Cavour se fue a Turín a estar presente en la toma de posesión de su sucesor. Allí le dijo a todo el mundo que quiso escucharle que el emperador Napoleón era un hijo de la gran puta. Pero, ojo, que en este tema, el que estaba equivocado era el rey piamontés, quien algo de inteligencia tenía, pero era básicamente un chulo y un mierda. Un mierda, además, más antiguo que orinar de pie, pues todavía consideraba, en su minusvalía conceptual, que el sentir de un pueblo es el sentir de su rey y, por lo tanto, si él estaba de acuerdo con los postulados de la paz, entonces Piamonte entero lo estaría. Lejos de ello, Piamonte era, por así decirlo, de Cavour. En los escaparates de todas las tiendas de Turín podía verse un retrato de Orsini, el hombre que trató de matar al odiado emperador francés.
Luis Napoleón, de hecho, hubo de pasar por Turín, en su viaje desde el Milanesado hacia Francia. La capital piamontesa le recibió como Madrid a Amadeo de Saboya; en total indiferencia, las calles vacías, como si quien estuviese cabalgando por las avenidas no fuese un emperador de Francia, sino un electricista de servicio. Italia nunca le perdonaría, nunca le ha perdonado, a Francia, el gesto de dejarla tirada.
El 14 de agosto, las tropas francesas estaban desfilando por los bulevares de París, arrancando los aplausos de madres e hijos; especialmente los zuavos que, en parte con razón, en parte sin ella, son considerados por todos como los héroes de la guerra italiana. El emperador dicta una amnistía amplia de delitos comunes y anuncia una reducción de los efectivos militares. Hala, chicos, a casa, a vivir para vuestros intereses, y no los del puto Imperio de los cojones.

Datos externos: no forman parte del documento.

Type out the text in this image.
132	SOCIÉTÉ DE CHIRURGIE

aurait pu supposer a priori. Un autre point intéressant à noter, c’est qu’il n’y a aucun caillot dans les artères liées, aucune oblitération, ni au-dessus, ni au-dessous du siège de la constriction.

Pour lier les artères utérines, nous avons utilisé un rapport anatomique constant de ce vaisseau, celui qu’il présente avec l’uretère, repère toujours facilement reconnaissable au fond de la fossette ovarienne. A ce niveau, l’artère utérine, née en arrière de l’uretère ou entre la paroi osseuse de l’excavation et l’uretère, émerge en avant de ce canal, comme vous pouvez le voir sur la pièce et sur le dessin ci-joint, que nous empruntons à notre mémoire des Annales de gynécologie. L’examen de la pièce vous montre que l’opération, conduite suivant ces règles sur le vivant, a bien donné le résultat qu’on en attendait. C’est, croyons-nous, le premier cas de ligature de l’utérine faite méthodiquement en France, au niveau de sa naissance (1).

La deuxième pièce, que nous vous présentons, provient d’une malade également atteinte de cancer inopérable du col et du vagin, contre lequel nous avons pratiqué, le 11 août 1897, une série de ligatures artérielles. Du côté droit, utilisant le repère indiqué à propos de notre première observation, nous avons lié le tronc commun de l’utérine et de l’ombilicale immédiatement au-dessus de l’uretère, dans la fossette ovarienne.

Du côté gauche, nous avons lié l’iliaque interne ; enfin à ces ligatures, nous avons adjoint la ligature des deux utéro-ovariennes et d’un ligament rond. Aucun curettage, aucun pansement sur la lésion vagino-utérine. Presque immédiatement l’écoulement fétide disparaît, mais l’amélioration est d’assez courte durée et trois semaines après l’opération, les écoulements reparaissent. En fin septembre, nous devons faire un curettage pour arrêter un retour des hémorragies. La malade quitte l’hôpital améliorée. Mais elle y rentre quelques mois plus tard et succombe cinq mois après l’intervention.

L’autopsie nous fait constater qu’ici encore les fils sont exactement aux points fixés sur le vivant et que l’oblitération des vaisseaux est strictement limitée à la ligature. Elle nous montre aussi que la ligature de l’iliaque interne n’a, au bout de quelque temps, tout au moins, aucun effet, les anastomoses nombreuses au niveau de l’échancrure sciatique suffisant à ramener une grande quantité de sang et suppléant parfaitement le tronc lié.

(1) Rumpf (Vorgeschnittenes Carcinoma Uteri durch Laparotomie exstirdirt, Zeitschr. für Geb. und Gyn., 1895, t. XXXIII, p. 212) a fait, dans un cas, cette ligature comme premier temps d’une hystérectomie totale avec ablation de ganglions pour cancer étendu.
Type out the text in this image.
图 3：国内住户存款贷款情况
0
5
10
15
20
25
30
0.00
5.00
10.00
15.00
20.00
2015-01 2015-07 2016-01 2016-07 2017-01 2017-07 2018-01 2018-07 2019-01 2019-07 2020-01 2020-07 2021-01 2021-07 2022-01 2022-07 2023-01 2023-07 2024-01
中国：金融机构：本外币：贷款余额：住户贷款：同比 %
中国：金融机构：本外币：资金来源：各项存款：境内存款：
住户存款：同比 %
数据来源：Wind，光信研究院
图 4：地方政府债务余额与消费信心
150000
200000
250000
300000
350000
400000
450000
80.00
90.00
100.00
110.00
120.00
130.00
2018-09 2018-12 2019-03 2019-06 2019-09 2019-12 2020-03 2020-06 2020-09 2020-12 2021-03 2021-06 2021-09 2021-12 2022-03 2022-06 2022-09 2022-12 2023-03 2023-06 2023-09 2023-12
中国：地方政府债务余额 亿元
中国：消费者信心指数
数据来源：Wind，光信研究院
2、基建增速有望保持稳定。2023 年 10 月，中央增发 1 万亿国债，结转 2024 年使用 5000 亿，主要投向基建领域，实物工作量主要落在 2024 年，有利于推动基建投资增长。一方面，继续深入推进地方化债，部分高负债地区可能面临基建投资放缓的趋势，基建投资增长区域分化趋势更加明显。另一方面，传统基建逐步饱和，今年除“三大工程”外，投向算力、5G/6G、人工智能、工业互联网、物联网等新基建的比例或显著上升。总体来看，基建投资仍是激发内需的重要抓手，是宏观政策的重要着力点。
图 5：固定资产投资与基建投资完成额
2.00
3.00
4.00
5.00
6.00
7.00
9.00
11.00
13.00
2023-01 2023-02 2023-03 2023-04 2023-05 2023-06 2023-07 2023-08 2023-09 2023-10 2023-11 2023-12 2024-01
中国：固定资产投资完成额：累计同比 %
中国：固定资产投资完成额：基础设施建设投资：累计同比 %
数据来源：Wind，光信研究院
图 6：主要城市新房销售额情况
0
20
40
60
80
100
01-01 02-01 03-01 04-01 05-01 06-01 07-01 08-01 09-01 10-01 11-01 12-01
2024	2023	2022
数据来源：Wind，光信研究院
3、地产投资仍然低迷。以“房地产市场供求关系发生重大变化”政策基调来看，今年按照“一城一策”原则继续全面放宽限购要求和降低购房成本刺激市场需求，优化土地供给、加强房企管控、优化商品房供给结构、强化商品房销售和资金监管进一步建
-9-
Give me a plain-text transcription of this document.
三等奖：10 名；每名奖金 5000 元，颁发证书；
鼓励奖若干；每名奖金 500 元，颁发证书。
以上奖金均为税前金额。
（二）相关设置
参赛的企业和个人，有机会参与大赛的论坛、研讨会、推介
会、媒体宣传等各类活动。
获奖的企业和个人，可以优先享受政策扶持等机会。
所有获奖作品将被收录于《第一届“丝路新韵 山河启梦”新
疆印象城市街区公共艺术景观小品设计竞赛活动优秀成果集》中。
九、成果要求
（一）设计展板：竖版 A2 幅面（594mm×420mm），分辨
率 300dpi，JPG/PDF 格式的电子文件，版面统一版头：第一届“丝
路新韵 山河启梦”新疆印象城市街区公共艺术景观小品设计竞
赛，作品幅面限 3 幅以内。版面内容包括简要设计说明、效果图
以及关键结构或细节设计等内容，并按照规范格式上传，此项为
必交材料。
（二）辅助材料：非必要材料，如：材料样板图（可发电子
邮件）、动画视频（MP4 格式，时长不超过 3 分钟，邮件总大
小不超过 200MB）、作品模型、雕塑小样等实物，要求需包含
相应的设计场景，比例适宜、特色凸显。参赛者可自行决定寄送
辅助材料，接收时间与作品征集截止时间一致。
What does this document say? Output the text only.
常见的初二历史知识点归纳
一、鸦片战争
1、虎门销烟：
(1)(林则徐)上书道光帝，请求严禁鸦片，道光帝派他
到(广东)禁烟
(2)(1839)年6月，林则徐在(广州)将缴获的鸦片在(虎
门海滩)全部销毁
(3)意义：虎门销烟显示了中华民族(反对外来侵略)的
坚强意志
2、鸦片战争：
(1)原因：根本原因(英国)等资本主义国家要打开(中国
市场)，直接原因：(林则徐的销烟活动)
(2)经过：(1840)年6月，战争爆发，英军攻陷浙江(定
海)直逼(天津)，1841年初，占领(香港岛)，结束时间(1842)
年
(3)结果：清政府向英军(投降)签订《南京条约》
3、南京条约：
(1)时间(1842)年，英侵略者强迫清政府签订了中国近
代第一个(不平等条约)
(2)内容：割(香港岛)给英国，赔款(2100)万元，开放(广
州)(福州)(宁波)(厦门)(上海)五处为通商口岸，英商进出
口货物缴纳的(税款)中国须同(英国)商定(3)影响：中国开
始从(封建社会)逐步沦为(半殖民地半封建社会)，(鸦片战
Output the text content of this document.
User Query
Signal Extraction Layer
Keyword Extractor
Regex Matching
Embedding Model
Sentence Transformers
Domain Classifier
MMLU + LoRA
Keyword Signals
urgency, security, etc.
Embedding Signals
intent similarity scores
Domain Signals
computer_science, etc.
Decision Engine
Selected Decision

Pero, claro, como bien saben todos los animales de la creación, incluidas las avestruces por mucho que se diga, los problemas no se acaban porque decidas no mirarlos. Italia era un desagüe cuando los franceses pusieron el pie en ella; y seguía siendo cuando salieron. El rey Víctor Manuel y su primer ministro, que ahora era La Marmora, estaba decidido a cumplir las condiciones de un pacto que había aceptado y, consecuentemente, llamó a Turín a la especie de gobernadores provisionales que había situado en Bolonia, Florencia, Módena y Parma. Pero, claro, los naturales de esos sitios no querían ni oír hablar del regreso de los cabrones de sus condes, duques y archiduques que, si bien podían contar entre sus antepasados a gentes inteligentes y creativas, se habían convertido, tiempo atrás, en unos gobernantes absolutos, y lo digo porque eran absolutamente improductivos más que nada. Así que estos ciudadanos, acopiados en alianzas y movimientos con variados nombres, se dedicaron a enviar diputaciones a París para solicitar el apoyo del empe para su adhesión al Piamonte. Presionado por todas partes, Napoleón acabó por escribirle una carta a Víctor Manuel en la que se comprometía a defender los postulados de los ciudadanos de la Italia central en el curso de la conferencia que se iba a convocar. El rey piamontés, claro, tardó cero coma en publicar la carta.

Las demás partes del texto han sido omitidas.